Collaborative Divorce

COLLABORATIVE DIVORCE is an option when both parties agree not to go to court to resolve their issues. Instead the parties attempt to reach a fair settlement by participating in a series of four-way meetings that include the two parties and their lawyers. At the onset, the parties sign a participation agreement, in which the parties and their lawyers agree as follows:

  1. The lawyers will not litigate the case. If the settlement process fails and the parties decide to litigate, the original attorneys must withdraw and the parties must retain new lawyers.
  2. Neither party will take advantage of mistakes by the other side.
  3. The parties will freely disclose all pertinent information and will not hide any material facts.
  4. What is said in the settlement meetings remains confidential.
  5. Everyone will behave courteously and in good faith.

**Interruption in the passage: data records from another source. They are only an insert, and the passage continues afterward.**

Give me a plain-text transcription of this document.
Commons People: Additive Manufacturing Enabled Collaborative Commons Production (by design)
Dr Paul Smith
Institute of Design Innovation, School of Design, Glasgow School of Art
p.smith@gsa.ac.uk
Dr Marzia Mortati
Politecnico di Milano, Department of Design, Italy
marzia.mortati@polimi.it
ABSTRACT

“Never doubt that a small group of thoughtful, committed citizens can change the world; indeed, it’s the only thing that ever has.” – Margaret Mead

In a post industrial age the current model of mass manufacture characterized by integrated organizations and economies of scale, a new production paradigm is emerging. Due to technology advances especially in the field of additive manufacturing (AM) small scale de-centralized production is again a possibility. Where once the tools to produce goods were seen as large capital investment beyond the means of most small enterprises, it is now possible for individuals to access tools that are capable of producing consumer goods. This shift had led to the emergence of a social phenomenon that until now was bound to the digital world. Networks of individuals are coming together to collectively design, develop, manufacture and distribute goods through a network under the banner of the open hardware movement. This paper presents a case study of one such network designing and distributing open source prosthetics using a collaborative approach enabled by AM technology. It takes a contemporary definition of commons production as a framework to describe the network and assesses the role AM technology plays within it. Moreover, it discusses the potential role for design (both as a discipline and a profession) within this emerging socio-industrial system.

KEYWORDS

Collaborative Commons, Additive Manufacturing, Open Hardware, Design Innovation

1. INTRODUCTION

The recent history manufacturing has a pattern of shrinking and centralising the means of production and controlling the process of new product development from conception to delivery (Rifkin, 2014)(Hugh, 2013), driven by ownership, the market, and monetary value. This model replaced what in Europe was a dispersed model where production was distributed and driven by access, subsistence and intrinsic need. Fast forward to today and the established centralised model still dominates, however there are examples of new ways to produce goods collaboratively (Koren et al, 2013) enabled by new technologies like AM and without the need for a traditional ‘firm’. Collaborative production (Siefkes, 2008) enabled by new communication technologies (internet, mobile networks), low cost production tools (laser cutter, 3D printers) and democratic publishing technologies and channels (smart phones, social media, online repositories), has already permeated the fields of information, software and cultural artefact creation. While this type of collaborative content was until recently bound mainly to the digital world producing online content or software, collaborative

Collaborative divorce is a team approach. Divorce coaches are available to help maintain smooth negotiations and help clarify long term goals. Neutral child development professionals may also be used to present shared parenting plan options and educate the parties on child development needs. Neutral financial experts can also be used to educate one or both parties on options for long-term financial security, dividing assets, and/or valuing a business. This collaborative process can greatly reduce the typical anxieties often associated with a litigated divorce, as well as provide for a less costly process when compared to the costs of litigation. The lower stress levels of collaborative divorce help both parties and their children adjust to the new circumstances. Moreover, because the attorneys will have to withdraw if the parties do not reach an agreement in collaborative divorce, the attorneys have an extra incentive to work towards a joint resolution.

Collaborative divorce is NOT a good option in situations involving domestic abuse, drug or alcohol addiction, or serious mental illness.